Music is frequently described as cinematic, and I sometimes struggle to appreciate the comparisons, but with Numb, the music does really paint pictures, to the extent that you can almost visualise the story.

Lee plays bass guitar on a solo album of his for the first time in a while. On Realisation you can probably understand why. The art of bass playing is not always about being flash like Billy Sheehan, here Lee delivers a bass line reminiscent of Roger Waters, pinning the track down, enabling the song to build around it. Simply wonderful to absorb.

Twisted Metal could be the 2000's equivalent of Highway Star when coming to the best rock driving song. I will not try to describe this song. You need to get a copy, get out on the road and be invigorated.

Ascend The Sky is a track so left-of-centre, it reminds me of Devin Townsend, but without his trademark over-production. It features choirs, and at times a country rock feel, but with so much emotion it makes the hairs stand up on my neck every time I listen too it.

The Sun is as shiny and glorious as its title. It is the album's ballad. With any degree of publicity this song would be a massive hit. A slow-building song whose structure is near to perfect. The Sun transitions seamlessly into Numb Pt 2, whose highlight is Lee's searing guitar solo, beginning like Dave Gilmore, before the metal monster makes a reappearance. It then develops into a crazed metal section that will have you desperately reaching for your air guitar.

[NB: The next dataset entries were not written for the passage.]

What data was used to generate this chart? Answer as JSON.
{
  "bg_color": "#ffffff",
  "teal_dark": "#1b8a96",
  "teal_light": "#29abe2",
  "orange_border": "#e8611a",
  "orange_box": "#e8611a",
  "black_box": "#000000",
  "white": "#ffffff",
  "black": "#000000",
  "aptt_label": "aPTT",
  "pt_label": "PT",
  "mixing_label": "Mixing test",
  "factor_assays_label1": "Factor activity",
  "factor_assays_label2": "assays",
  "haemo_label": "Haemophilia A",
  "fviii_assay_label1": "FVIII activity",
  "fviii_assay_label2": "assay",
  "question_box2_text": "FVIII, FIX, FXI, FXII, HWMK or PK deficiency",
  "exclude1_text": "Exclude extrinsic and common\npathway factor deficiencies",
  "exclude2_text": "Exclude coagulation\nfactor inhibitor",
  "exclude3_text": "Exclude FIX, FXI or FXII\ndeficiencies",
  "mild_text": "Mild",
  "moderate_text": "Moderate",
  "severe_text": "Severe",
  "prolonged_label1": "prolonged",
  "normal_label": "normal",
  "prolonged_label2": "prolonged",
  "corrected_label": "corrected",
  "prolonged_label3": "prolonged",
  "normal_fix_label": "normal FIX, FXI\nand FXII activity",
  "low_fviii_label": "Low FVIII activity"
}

If you still yearn for the type of production Trevor Horn managed with Yes' 90215 album, then the song No Going Back is what you have been looking for. This will hopefully have bands knocking on the door of Lee's new studio, wanting him to produce their music and give it the same stunning quality as can be heard here. Just when you think things could not get any better, Lee lets out his demon dressed as Steve Via, to add a blistering guitar solo.

Then, all too quickly, we reach the finale. A haunting keyboard melody backed with the sound of an oxygen pump reminds the listener that we need to know what will happen to the story's character. The song provides a suitably epic musical conclusion, and as all good concept albums do, leave the listener satisfied and with the feeling of hope and optimism. Lee Abraham has managed to do this in an absolutely stunning way.

In my relatively short space of time having the pleasure of reviewing musical works by many artists, most of which have produced extremely credible works, Lee has produced the most stunning musical masterpiece I have had the pleasure of listening too in that time (and in recent times as a music fan). It will take something special coming to my attention in the next three months for Comatose not to be my album of the year. Simply incredible.